We regularly hear of radical reinterpretations of Shakespeare classics. Perhaps we will not find such a version that stretches the bard’s work as the Young Vic’s production of Macbeth, currently on a national tour, but visiting the Birmingham Rep this week.
Carrie Cracknell’s collaboration with choreographer, Lucy Guerin, creates a visual-heavy production of the Scottish play, which does not hold back on its brutal depictions of Macbeth’s (John Heffernan) rise to power. Just prior to the first terrible act which the protagonist and his wife (Anna Maxwell Martin) commit, we can see the villains partying in hedonistic fashion alongside the guests to whom they play host. The brashness of the body-bags which litter the stage as even more enemies of the future King are held under hoods of polythene emphasis the sheer visceral quality of the play.
Macbeth retains particularly prevalence to our modern times when we consider the rise of Macbeth as a dictator, the political killings he demands, and perhaps even his internal collapse. However, the integration of the drama alongside the dance at times failed to conjure this in its entirety. Whilst impressive routines, Guerin’s choreography often felt disjointed from the overall narrative arch; although, at moments – the visualisation of the moving of the woods whilst Macbeth and the ghost of Banquo (Prasanna Puwanarajah) depicted the final moments before the plays conclusion – the stylised movement worked excellently with the text.

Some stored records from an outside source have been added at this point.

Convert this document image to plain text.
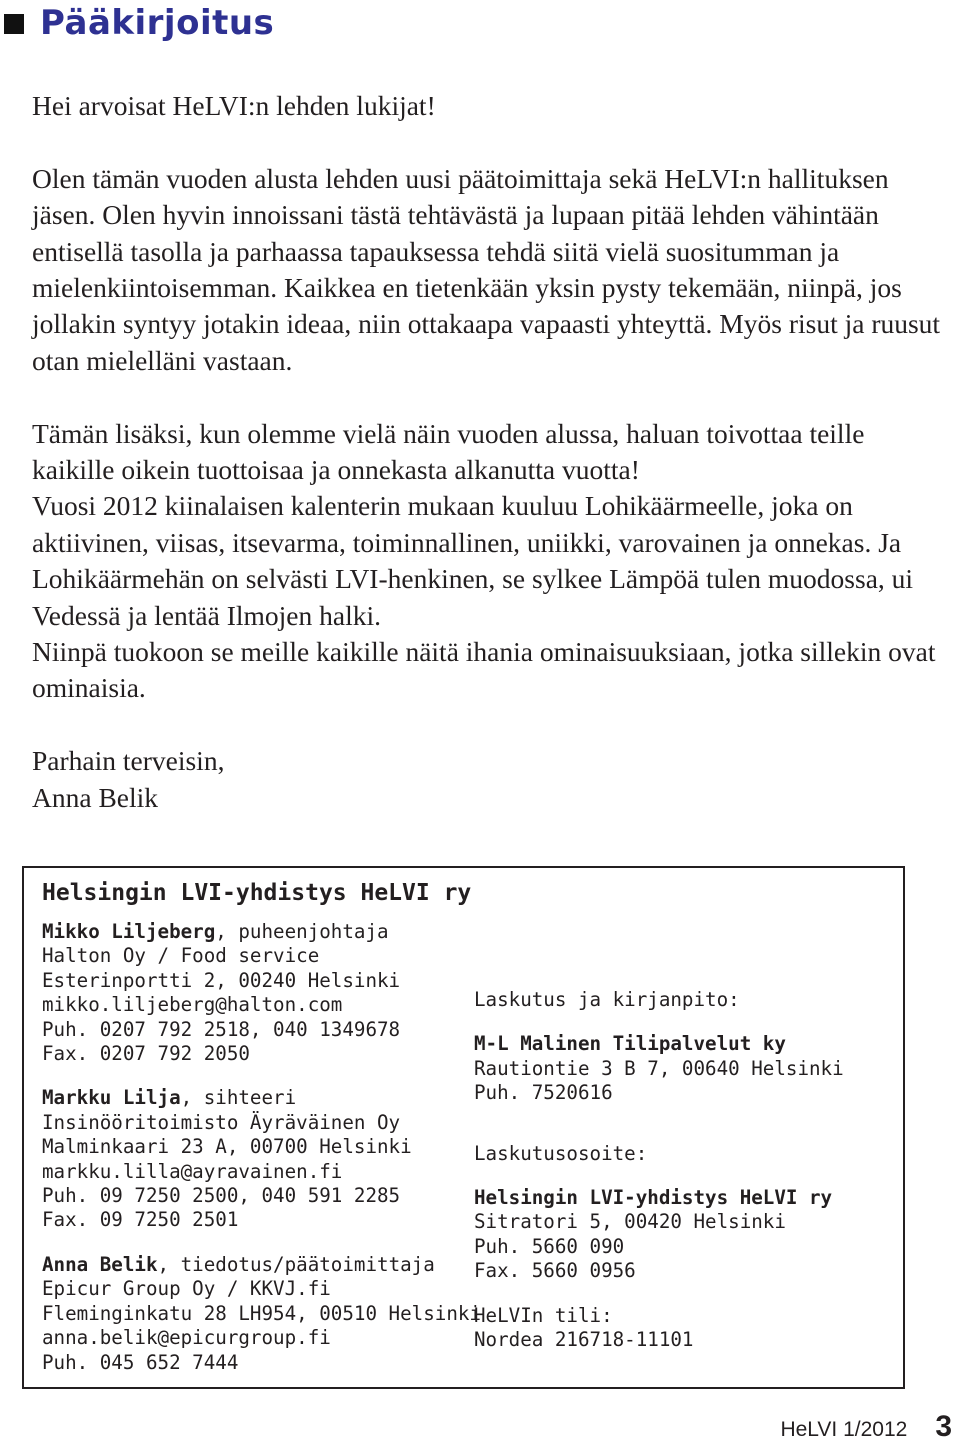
Pääkirjoitus

Hei arvoisat HeLVI:n lehden lukijat!

Olen tämän vuoden alusta lehden uusi päätoimittaja sekä HeLVI:n hallituksen jäsen. Olen hyvin innoissani tästä tehtävästä ja lupaan pitää lehden vähintään entisellä tasolla ja parhaassa tapauksessa tehdä siitä vielä suositumman ja mielenkiintoisemman. Kaikkea en tietenkään yksin pysty tekemään, niinpä, jos jollakin syntyy jotakin ideaa, niin ottakaapa vapaasti yhteyttä. Myös risut ja ruusut otan mielelläni vastaan.

Tämän lisäksi, kun olemme vielä näin vuoden alussa, haluan toivottaa teille kaikille oikein tuottoisaa ja onnekasta alkanutta vuotta!

Vuosi 2012 kiinalaisen kalenterin mukaan kuuluu Lohikäärmeelle, joka on aktiivinen, viisas, itsevarma, toiminnallinen, uniikki, varovainen ja onnekas. Ja Lohikäärmehän on selvästi LVI-henkinen, se sylkee Lämpöä tulen muodossa, ui Vedessä ja lentää Ilmojen halki.

Niinpä tuokoon se meille kaikille näitä ihania ominaisuuksiaan, jotka sillekin ovat ominaisia.

Parhain terveisin,

Anna Belik

Helsingin LVI-yhdistys HeLVI ry
Mikko Liljeberg, puheenjohtaja
Halton Oy / Food service
Esterinportti 2, 00240 Helsinki
mikko.liljeberg@halton.com
Puh. 0207 792 2518, 040 1349678
Fax. 0207 792 2050
Markku Lilja, sihteeri
Insinööritoimisto Äyräväinen Oy
Malminkaari 23 A, 00700 Helsinki
markku.lilla@ayravainen.fi
Puh. 09 7250 2500, 040 591 2285
Fax. 09 7250 2501
Anna Belik, tiedotus/päätoimittaja
Epicur Group Oy / KKVJ.fi
Fleminginkatu 28 LH954, 00510 Helsinki
anna.belik@epicurgroup.fi
Puh. 045 652 7444
Laskutus ja kirjanpito:
M-L Malinen Tilipalvelut ky
Rautiontie 3 B 7, 00640 Helsinki
Puh. 7520616
Laskutusosoite:
Helsingin LVI-yhdistys HeLVI ry
Sitratori 5, 00420 Helsinki
Puh. 5660 090
Fax. 5660 0956
HeLVIn tili:
Nordea 216718-11101
HeLVI 1/2012 3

John Hefferman’s Macbeth was emotional and raw, ever more destructive as the play continued, yet tormenting by his crimes. As Lady Macbeth, Anna Maxwell Martin was the scheming foil of the King, superbly slithering around the stage. At times she rushed through her soliloquy’s, but was not helped by script cuts which limited the extent to which she was able to explore her own torment.
Banquo was expertly depicted by Prasanna Puwanarajah, who thanfully returned from the dead in a haunting stylised sequence towards the end of the play. His voice resonated and provided a strong contrast to the more conflicting Macbeth. The Three Witches (Ana Beatriz Meireles, Jessie Oshodi and Clemmie Sveaas) acted as omnipresent spectres, combining with Clark’s music to deliver the choreography with poignancy.
Whilst an adventurously visual production, this version of Macbeth does sacrifice some of the best parts of the play in favour of disjointed movement sequences. Lizzie Clachan’s set design is bold and exciting, but with more appropriate cohesion between text and movement, this version of Macbeth could have been a great, rather than good, version.